With maize harvest in full swing, 2016 seems to be living up to the bumper year as predicted.
“The weather conditions have been near perfect,” says Dr Simon Pope, Crop Protection Manager for Wynnstay.
“Every maize variety requires a certain number of heat units to ripen and mature, and this year temperature has not been a limiting factor.
“Between 2014 and 2015, there was a difference 20% in the total accumulated heat units, which is why there was such a contrast in the quality of the crop. This season, yields are substantially better,” he adds.
“Even though we’ve had more heat, we’ve also had a sufficient rainfall at just the right time for the maize crop to flourish, which has been perfect.”
In the west, new Limagrain variety Reason is performing exceptionally well, doing exactly what it’s bred for. “We’ve seen early maturing, high yielding crops with absolutely superb cobs which has suited farmers in the area.

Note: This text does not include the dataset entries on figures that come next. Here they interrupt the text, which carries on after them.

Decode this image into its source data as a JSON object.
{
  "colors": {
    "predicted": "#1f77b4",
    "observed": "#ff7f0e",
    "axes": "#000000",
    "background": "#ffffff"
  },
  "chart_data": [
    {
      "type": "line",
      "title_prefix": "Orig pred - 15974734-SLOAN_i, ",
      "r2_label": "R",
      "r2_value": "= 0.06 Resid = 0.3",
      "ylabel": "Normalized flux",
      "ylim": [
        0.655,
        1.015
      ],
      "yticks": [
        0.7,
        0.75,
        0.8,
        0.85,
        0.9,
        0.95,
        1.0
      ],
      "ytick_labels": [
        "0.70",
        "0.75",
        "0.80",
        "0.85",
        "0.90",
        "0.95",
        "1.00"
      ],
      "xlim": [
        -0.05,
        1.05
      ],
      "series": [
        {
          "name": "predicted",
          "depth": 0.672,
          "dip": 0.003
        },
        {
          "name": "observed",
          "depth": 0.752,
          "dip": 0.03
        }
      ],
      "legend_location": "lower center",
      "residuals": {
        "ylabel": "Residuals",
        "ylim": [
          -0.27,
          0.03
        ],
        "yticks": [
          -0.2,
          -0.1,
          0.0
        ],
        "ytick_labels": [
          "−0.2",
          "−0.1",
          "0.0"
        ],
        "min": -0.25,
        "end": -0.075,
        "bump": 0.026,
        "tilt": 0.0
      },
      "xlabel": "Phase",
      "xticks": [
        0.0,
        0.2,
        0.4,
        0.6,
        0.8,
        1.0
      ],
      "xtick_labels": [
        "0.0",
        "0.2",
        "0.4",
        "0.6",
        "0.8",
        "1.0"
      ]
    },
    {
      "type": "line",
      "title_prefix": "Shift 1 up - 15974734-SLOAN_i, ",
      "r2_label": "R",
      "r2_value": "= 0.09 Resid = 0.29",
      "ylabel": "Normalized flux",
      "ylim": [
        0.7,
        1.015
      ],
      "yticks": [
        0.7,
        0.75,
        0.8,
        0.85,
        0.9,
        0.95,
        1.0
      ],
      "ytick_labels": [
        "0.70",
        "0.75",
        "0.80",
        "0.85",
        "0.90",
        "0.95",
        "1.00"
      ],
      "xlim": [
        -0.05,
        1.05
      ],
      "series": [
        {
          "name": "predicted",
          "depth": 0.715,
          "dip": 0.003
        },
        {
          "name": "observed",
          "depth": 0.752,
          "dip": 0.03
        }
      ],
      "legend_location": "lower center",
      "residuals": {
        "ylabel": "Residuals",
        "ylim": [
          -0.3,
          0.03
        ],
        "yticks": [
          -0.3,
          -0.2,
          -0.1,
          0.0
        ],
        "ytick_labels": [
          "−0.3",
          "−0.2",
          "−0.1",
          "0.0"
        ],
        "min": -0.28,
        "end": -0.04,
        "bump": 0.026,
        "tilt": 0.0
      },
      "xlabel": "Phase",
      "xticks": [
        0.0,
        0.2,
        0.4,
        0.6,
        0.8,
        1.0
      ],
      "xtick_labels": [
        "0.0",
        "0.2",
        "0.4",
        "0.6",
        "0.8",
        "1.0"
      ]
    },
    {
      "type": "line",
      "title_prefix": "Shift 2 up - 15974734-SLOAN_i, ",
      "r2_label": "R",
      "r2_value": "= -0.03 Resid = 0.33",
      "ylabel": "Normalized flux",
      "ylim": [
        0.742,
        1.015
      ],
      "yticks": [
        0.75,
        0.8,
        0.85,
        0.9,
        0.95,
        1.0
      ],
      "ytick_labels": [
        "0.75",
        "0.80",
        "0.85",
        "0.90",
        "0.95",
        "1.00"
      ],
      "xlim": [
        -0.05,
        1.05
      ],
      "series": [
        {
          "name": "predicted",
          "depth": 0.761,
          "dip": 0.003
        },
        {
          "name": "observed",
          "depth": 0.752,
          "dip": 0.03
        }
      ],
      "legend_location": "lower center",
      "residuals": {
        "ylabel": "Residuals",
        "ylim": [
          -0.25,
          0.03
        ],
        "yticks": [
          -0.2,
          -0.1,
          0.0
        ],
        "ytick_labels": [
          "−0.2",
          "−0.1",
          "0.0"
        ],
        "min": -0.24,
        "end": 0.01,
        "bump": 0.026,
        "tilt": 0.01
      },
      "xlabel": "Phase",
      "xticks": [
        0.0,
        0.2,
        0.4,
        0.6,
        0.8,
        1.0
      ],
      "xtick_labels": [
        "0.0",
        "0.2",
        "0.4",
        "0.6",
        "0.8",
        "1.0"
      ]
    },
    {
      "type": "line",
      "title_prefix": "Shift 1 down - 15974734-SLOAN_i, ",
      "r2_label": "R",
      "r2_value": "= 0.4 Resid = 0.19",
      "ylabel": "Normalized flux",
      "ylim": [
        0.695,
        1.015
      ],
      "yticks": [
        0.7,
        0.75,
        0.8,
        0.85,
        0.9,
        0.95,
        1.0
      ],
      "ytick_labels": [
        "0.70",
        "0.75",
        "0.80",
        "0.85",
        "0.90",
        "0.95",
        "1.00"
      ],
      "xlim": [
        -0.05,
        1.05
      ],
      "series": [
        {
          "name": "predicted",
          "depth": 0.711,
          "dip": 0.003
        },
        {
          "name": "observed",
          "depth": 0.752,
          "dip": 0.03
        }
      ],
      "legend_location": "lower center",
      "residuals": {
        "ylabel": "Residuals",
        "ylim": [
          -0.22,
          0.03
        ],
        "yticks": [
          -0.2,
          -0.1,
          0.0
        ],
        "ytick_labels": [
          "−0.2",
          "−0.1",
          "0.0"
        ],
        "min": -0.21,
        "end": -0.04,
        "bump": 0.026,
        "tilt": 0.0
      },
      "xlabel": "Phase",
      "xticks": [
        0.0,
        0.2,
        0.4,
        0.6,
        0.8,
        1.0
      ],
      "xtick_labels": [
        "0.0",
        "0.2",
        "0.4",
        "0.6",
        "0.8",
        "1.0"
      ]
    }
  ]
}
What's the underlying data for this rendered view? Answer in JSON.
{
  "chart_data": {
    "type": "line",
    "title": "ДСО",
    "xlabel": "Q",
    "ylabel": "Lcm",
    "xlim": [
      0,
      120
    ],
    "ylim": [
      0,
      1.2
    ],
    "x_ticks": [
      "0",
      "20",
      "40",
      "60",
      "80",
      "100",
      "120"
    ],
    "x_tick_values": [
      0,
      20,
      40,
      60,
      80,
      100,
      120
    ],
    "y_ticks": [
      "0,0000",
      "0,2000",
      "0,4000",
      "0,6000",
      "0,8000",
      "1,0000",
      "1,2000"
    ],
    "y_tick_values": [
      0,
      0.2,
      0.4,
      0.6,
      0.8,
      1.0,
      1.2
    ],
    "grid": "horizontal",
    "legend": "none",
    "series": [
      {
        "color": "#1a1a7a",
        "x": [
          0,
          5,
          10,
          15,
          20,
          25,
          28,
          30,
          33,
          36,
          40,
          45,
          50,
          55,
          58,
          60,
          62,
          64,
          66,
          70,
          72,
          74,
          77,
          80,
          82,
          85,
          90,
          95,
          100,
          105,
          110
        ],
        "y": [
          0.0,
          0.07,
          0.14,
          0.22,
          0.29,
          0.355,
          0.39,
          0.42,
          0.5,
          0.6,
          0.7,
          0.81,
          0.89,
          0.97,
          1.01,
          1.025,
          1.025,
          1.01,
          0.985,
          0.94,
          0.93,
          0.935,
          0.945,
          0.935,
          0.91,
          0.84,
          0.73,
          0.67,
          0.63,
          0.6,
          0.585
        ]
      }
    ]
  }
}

“We know of one crop of Reason which was weighted off at 26 tonnes/acre, and harvested at the end of September. This is exceptional but it showcases what the variety can do,” says Dr Pope
Other maize varieties are also performing well, achieving high DM yields. The aim is to have 30% DM yield at harvest, with 50 to 60% of this DM content coming from the cobs.
“This year’s maize has produced large cobs, and with it the high DM contents which farmers need to produce a quality forage feed for their livestock,” he says.
Dr Pope explains that there are usually some concerns earlier in the season over eyespot in crops.
“The disease requires cool, wet conditions to reach epidemic levels, but, some areas such as south west Wales are a hot bed and have suffered again this year,” he explains.
“A well-timed fungicide treatment can mitigate against any problems in the crop, and looking forward this is something growers should consider for 2017.”
Overall, the season couldn’t have gone better for growing maize.
“2016 has been a great year, and historically when we’ve had a good growing season and harvest, it leads to an increase in maize acreage for the following year.